Стриж
Эвакогоспиталь увозил домой в Россию раненых. В купе дежурных медсестёр у окна сидела Светлана, когда вошла другая медсестра, Надежда, нетерпеливо расстёгивая белый медицинский халат.
- На мужиков что ли халаты шьют? Грудь сдавливат. Еле убаюкала свово лейтенанта. То ли бредит, то ли как… А ты всё одна и в окно смотришь? Ой, Света… Как ни смотри, а его уже не воскресишь. Война наших парней забират, что тут поделать? Ты хоть попрощаться смогла, а от мово дроли год уж никакой весточки… А я ж, как ты, - на фронт, чтоб к нему поближе. Он воюет, а я в глухой деревне в нетопленном цеху ложки для Хохломы расписывать?
- Нет, Надёжа, - со вздохом оторвалась от окна Светлана, - не к нему на свидание я пошла на войну.

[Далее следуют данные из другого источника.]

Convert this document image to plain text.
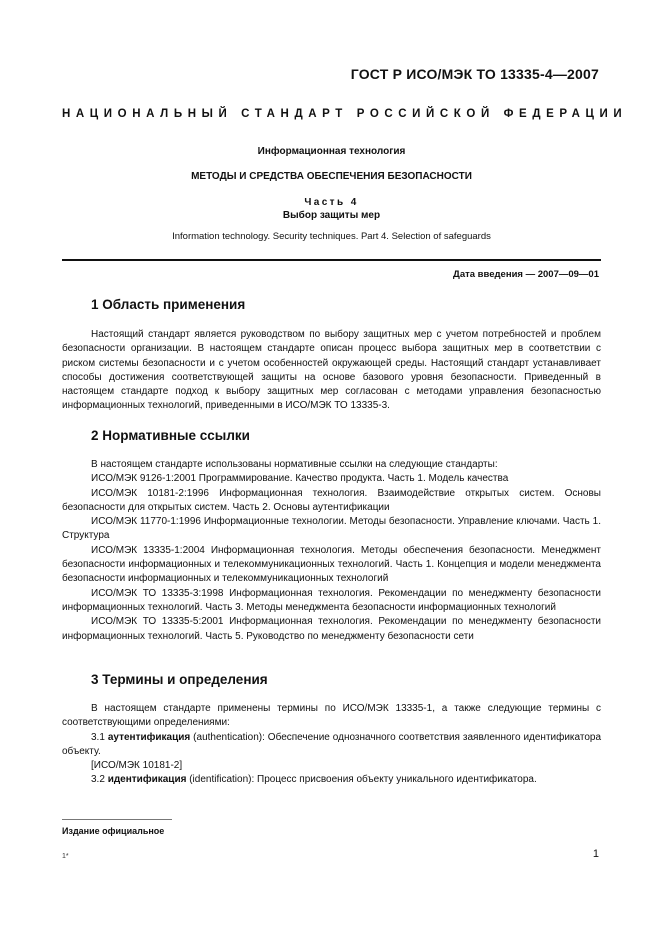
ГОСТ Р ИСО/МЭК ТО 13335-4—2007

НАЦИОНАЛЬНЫЙ СТАНДАРТ РОССИЙСКОЙ ФЕДЕРАЦИИ

Информационная технология

МЕТОДЫ И СРЕДСТВА ОБЕСПЕЧЕНИЯ БЕЗОПАСНОСТИ

Часть 4

Выбор защиты мер

Information technology. Security techniques. Part 4. Selection of safeguards

Дата введения — 2007—09—01

1 Область применения

Настоящий стандарт является руководством по выбору защитных мер с учетом потребностей и проблем безопасности организации. В настоящем стандарте описан процесс выбора защитных мер в соответствии с риском системы безопасности и с учетом особенностей окружающей среды. Настоящий стандарт устанавливает способы достижения соответствующей защиты на основе базового уровня безопасности. Приведенный в настоящем стандарте подход к выбору защитных мер согласован с методами управления безопасностью информационных технологий, приведенными в ИСО/МЭК ТО 13335-3.

2 Нормативные ссылки

В настоящем стандарте использованы нормативные ссылки на следующие стандарты:

ИСО/МЭК 9126-1:2001 Программирование. Качество продукта. Часть 1. Модель качества

ИСО/МЭК 10181-2:1996 Информационная технология. Взаимодействие открытых систем. Основы безопасности для открытых систем. Часть 2. Основы аутентификации

ИСО/МЭК 11770-1:1996 Информационные технологии. Методы безопасности. Управление ключами. Часть 1. Структура

ИСО/МЭК 13335-1:2004 Информационная технология. Методы обеспечения безопасности. Менеджмент безопасности информационных и телекоммуникационных технологий. Часть 1. Концепция и модели менеджмента безопасности информационных и телекоммуникационных технологий

ИСО/МЭК ТО 13335-3:1998 Информационная технология. Рекомендации по менеджменту безопасности информационных технологий. Часть 3. Методы менеджмента безопасности информационных технологий

ИСО/МЭК ТО 13335-5:2001 Информационная технология. Рекомендации по менеджменту безопасности информационных технологий. Часть 5. Руководство по менеджменту безопасности сети

3 Термины и определения

В настоящем стандарте применены термины по ИСО/МЭК 13335-1, а также следующие термины с соответствующими определениями:

3.1 аутентификация (authentication): Обеспечение однозначного соответствия заявленного идентификатора объекту.

[ИСО/МЭК 10181-2]

3.2 идентификация (identification): Процесс присвоения объекту уникального идентификатора.

Издание официальное

1*	1
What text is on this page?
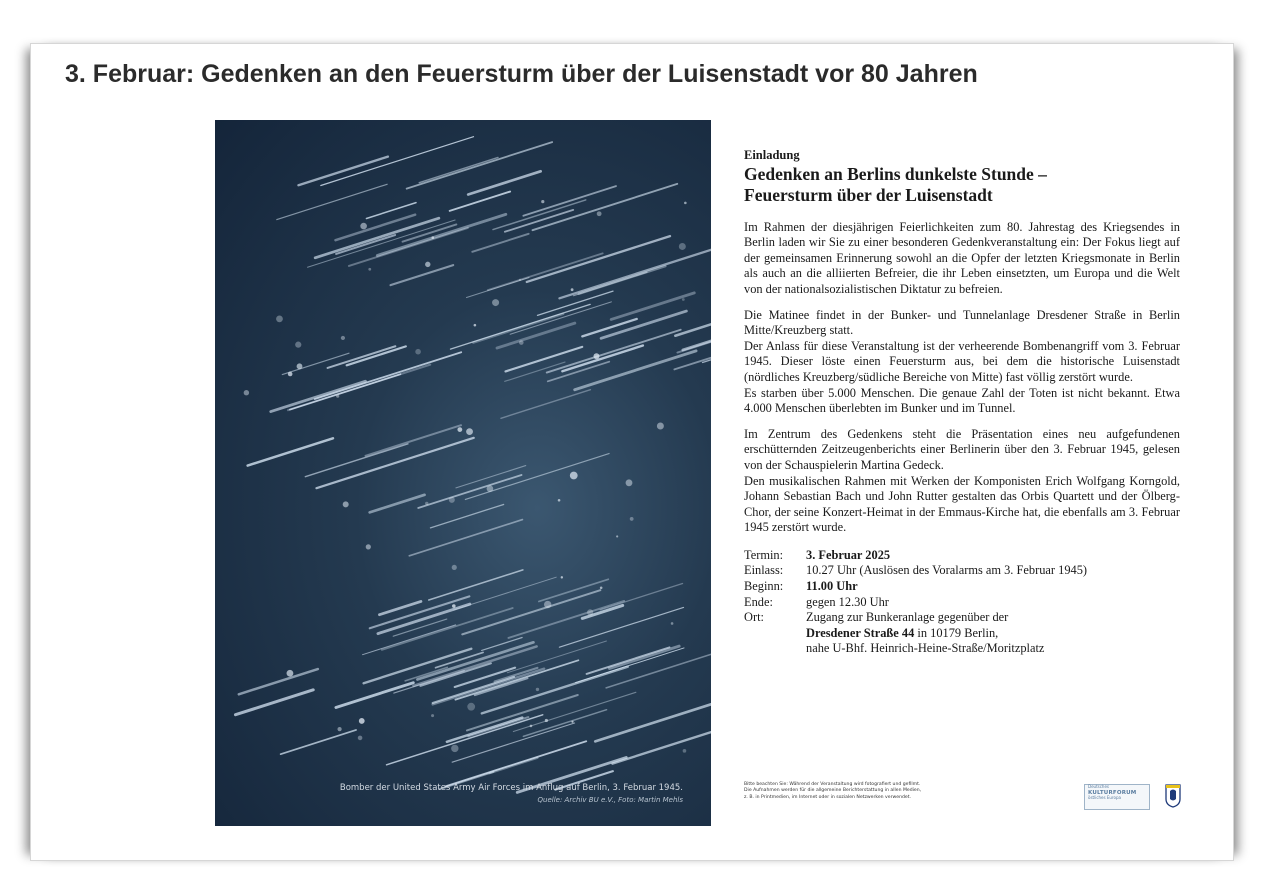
3. Februar: Gedenken an den Feuersturm über der Luisenstadt vor 80 Jahren
Bomber der United States Army Air Forces im Anflug auf Berlin, 3. Februar 1945.
Quelle: Archiv BU e.V., Foto: Martin Mehls

Einladung

Gedenken an Berlins dunkelste Stunde –
Feuersturm über der Luisenstadt

Im Rahmen der diesjährigen Feierlichkeiten zum 80. Jahrestag des Kriegsendes in Berlin laden wir Sie zu einer besonderen Gedenkveranstaltung ein: Der Fokus liegt auf der gemeinsamen Erinnerung sowohl an die Opfer der letzten Kriegsmonate in Berlin als auch an die alliierten Befreier, die ihr Leben einsetzten, um Europa und die Welt von der nationalsozialistischen Diktatur zu befreien.

Die Matinee findet in der Bunker- und Tunnelanlage Dresdener Straße in Berlin Mitte/Kreuzberg statt.

Der Anlass für diese Veranstaltung ist der verheerende Bombenangriff vom 3. Februar 1945. Dieser löste einen Feuersturm aus, bei dem die historische Luisenstadt (nördliches Kreuzberg/südliche Bereiche von Mitte) fast völlig zerstört wurde.

Es starben über 5.000 Menschen. Die genaue Zahl der Toten ist nicht bekannt. Etwa 4.000 Menschen überlebten im Bunker und im Tunnel.

Im Zentrum des Gedenkens steht die Präsentation eines neu aufgefundenen erschütternden Zeitzeugenberichts einer Berlinerin über den 3. Februar 1945, gelesen von der Schauspielerin Martina Gedeck.

Den musikalischen Rahmen mit Werken der Komponisten Erich Wolfgang Korngold, Johann Sebastian Bach und John Rutter gestalten das Orbis Quartett und der Ölberg-Chor, der seine Konzert-Heimat in der Emmaus-Kirche hat, die ebenfalls am 3. Februar 1945 zerstört wurde.

Termin:	3. Februar 2025
Einlass:	10.27 Uhr (Auslösen des Voralarms am 3. Februar 1945)
Beginn:	11.00 Uhr
Ende:	gegen 12.30 Uhr
Ort:	Zugang zur Bunkeranlage gegenüber der
Dresdener Straße 44 in 10179 Berlin,
nahe U-Bhf. Heinrich-Heine-Straße/Moritzplatz
Bitte beachten Sie: Während der Veranstaltung wird fotografiert und gefilmt.
Die Aufnahmen werden für die allgemeine Berichterstattung in allen Medien,
z. B. in Printmedien, im Internet oder in sozialen Netzwerken verwendet.
Deutsches
KULTURFORUM
östliches Europa
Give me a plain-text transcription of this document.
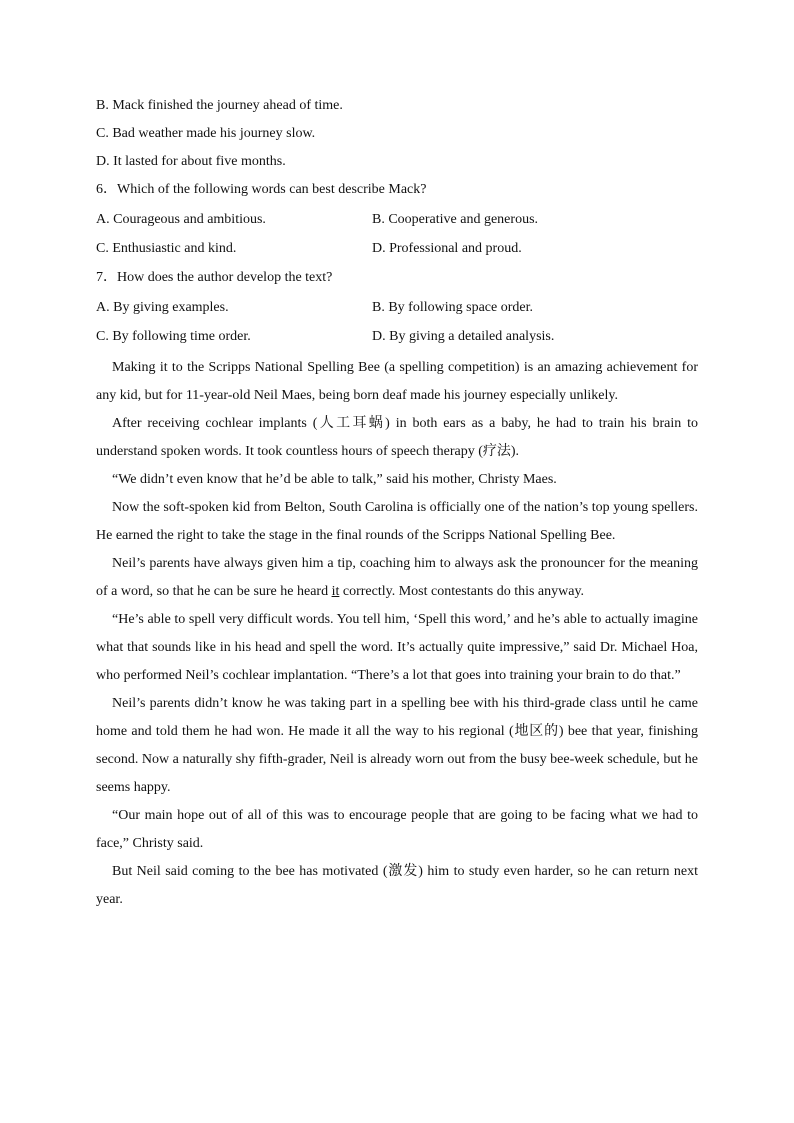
B. Mack finished the journey ahead of time.
C. Bad weather made his journey slow.
D. It lasted for about five months.
6．Which of the following words can best describe Mack?
A. Courageous and ambitious.	B. Cooperative and generous.
C. Enthusiastic and kind.	D. Professional and proud.
7．How does the author develop the text?
A. By giving examples.	B. By following space order.
C. By following time order.	D. By giving a detailed analysis.

Making it to the Scripps National Spelling Bee (a spelling competition) is an amazing achievement for any kid, but for 11-year-old Neil Maes, being born deaf made his journey especially unlikely.

After receiving cochlear implants (人工耳蜗) in both ears as a baby, he had to train his brain to understand spoken words. It took countless hours of speech therapy (疗法).

“We didn’t even know that he’d be able to talk,” said his mother, Christy Maes.

Now the soft-spoken kid from Belton, South Carolina is officially one of the nation’s top young spellers. He earned the right to take the stage in the final rounds of the Scripps National Spelling Bee.

Neil’s parents have always given him a tip, coaching him to always ask the pronouncer for the meaning of a word, so that he can be sure he heard it correctly. Most contestants do this anyway.

“He’s able to spell very difficult words. You tell him, ‘Spell this word,’ and he’s able to actually imagine what that sounds like in his head and spell the word. It’s actually quite impressive,” said Dr. Michael Hoa, who performed Neil’s cochlear implantation. “There’s a lot that goes into training your brain to do that.”

Neil’s parents didn’t know he was taking part in a spelling bee with his third-grade class until he came home and told them he had won. He made it all the way to his regional (地区的) bee that year, finishing second. Now a naturally shy fifth-grader, Neil is already worn out from the busy bee-week schedule, but he seems happy.

“Our main hope out of all of this was to encourage people that are going to be facing what we had to face,” Christy said.

But Neil said coming to the bee has motivated (激发) him to study even harder, so he can return next year.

Курсы медсестёр закончила – военнообязанная. И не дроля он мне никакой. Я в другого по уши. С пятого класса. В самом начале войны с фронта на побывку приехал. Если раньше я пять лет от него без ума была – красавец с гармонью, то теперь – фронтовик с орденом на груди! Побыл, уехал. Снова на войну. Я в слёзы. Мама – девчачья любовь не любовь. А этот Рыжик…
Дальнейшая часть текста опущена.